To be clear, nuclear isn't inherently bad. Indeed it will most likely be very important to massively reduce CO² emissions quickly and cover bigger chunks of the base-load of our energy infrastructures. However to argue that nuclear could be cheaper or even a replacement for renewables is just completely and utterly wrong. Neither can it be less expensive in any universe, nor is it able to replace renewables since nuclear reactors are very slow regulators (indeed the slowest - they're best at delivering a lot of power constantly). Meanwhile solar can literally be simply switched off, and "rotating" renewables be turned into or out of wind / water flow / whatever else.

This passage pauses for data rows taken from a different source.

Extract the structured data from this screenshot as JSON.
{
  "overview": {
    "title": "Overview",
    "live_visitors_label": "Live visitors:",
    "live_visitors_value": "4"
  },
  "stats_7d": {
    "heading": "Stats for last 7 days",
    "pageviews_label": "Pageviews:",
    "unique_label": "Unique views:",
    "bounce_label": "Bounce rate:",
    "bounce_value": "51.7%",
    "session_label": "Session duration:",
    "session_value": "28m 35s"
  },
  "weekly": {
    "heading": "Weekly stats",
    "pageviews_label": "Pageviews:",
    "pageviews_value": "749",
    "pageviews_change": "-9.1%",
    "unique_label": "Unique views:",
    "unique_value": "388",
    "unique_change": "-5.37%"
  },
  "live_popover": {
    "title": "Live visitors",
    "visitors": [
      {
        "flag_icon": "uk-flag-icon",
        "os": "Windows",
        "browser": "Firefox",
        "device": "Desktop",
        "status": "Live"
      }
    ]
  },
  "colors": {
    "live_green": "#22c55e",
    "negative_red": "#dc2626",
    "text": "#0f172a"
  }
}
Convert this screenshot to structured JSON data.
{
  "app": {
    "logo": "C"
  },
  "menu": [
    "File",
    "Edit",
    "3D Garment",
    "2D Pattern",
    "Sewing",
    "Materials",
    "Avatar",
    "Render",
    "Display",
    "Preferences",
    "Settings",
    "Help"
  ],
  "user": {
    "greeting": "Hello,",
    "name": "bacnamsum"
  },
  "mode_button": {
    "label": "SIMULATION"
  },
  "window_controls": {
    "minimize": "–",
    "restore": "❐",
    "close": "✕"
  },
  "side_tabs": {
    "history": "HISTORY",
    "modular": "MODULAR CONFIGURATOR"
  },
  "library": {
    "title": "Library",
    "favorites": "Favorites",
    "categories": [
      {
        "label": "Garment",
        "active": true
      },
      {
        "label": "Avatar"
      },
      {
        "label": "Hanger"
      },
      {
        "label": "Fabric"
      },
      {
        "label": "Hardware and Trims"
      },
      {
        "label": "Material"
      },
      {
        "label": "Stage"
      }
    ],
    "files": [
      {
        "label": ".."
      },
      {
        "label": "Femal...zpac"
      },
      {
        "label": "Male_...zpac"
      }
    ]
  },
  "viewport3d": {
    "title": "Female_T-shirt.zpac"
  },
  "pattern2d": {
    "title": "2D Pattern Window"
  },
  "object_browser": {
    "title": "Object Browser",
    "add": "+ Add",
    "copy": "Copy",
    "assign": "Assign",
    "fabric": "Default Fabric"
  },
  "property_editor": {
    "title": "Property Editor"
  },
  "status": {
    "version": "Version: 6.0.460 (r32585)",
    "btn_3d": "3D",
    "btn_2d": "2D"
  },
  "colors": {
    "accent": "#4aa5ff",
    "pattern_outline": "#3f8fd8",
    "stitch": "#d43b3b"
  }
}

To quote some studies, this one from the Deutsche Bank has the following to say:
Meanwhile the World Nuclear Report focuses on the LCOE which might be better suited for comparison (and even that says nuclear is 2 to 3 times more expensive) and points out massive delays and problems with nuclear reactor projects.
All of this doesn't include the dependency problems (only very few countries can produce refined uranium rods), and even specifically excludes the long-term costs. And "It's cheaper if you remove lots of the regulation on the most powerful and dangerous technology humanity ever developed" is probably the worst take one can have. Just as a reminder, the very reason for the almost total blackout on the Iberian Peninsula (Spain & Portugal) recently was due to miscommunication and a lack of proper regulation. It wasn't the renewables (the power stations that started the cascade were mostly fossils, and the energy companies didn't care enough to keep sufficient reserves that day), no matter how much right-wing media wants you to believe that. Enormous, continental grids would become unstable if we build it upon badly regulated nuclear reactors.
Nuclear fusion has made great strides. There currently an experimental Tokamak in China that set a new record for sustained fusion in 2023, then earlier this year broke that record again.
Still far away from commercial viability though, nothing we can count on right now.